Нетерпеливо отмахиваясь хвостами и ногами от оводов, ощутив ослабленность ремней ярма, коровы сбрасывают его с голов и смешной рысью, как не умеющие бегать женщины, трусят в стойло к охапкам маиса. А я иду в свое крестьянское жилье, которое каждому художнику захотелось бы написать. Старый крестьянский дом из дикого камня; стены увиты виноградом, от купороса ярко-голубым, голубоваты даже камни, легшие фоном винограда, а виноград перерезали розовые, желтые вытянувшиеся до крыши мальвы. У порога пунцовым огнем цветет гранатовое дерево. В этом многовековом доме прохладно в жар и сыро в зиму, греет только камин в полстены.

У нас в красном углу — икона, копия Св. Троицы Андрея Рублева, на стене дешевая автотипия: А.С.Пушкин, с портрета Тропинина. Александр Сергеевич глядит на свисающие с балок пучки укропа, связки лука, чеснока, на все бедное убранство комнаты.
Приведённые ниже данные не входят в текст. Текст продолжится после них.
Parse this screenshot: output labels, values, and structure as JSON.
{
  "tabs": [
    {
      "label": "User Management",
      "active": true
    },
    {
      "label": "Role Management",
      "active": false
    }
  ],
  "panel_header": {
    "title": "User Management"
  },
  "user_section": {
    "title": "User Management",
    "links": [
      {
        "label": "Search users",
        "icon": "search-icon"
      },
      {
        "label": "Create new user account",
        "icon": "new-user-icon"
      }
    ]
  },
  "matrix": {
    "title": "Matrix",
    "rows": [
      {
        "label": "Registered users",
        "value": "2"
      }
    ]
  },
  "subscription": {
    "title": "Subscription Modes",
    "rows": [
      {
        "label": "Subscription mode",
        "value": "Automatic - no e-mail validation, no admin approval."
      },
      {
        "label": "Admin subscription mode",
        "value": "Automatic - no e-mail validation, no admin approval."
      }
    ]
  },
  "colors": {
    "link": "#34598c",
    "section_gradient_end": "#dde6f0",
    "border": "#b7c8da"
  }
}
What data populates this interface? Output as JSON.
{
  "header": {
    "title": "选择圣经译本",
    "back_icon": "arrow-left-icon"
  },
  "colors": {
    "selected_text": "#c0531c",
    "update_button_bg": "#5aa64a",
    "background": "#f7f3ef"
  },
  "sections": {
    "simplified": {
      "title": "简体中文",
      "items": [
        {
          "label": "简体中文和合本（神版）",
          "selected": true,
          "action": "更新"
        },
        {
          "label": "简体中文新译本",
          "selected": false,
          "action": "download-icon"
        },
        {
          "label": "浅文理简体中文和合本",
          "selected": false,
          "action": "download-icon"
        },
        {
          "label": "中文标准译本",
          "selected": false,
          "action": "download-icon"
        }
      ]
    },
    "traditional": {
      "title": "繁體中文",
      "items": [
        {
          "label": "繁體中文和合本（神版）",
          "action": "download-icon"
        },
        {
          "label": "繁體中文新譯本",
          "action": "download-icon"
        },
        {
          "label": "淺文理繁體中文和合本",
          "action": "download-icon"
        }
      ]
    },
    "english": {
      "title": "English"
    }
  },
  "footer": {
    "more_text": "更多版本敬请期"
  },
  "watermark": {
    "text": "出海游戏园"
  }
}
Старчески сгорбившаяся, с широкогрустными глазами, словно ставшими еще шире и темнее, мать на этой ферме больше всех беспокоится: уродится ли маис, взойдут ли арбузы и дыни, встанет ли полегшая после бури пшеница, оправится ли неладно отелившаяся корова? Она любит и этот, наверное уже последний, кусок французской земли. И здесь все ее дни, как всегда, в материнском беспокойстве за утлый корабль нашей уплывающей жизни. Иногда невзначай глянув на нее, я с большим напряжением заставляю себя представить, что это была она же там, в Пензе, в зеленой гостиной, игравшая вечерами Шопена и Моцарта, связавшая в моей памяти тот свой молодой облик с убегающими, ускользающими звуками “rondo alla turca”.

Сам-шесть мы садимся за стол, обед весь свой: овощи с огорода, хлеб своего зерна, молоко своей коровы, вино своего виноградника, яйца своих кур, все, что дали труд, земля, животные. По земляному полу комнаты ходят цыплята, утята; выгнув спину, у ножки стола вьется кот; тут же рыжая овчарка, помощница в пастьбе, и я считаю, что если мы и не в интеллигентном, то в очень приятном обществе. За обедом наши разговоры однообразны и для постороннего совершенно скучны; это всё заботы хозяйства: появившиеся на картошке дорифоры, на винограде оидиум, плохие всходы кормов, запор у теленка, базарные цены на цыплят и всякие соседские несложные сплетни и новости.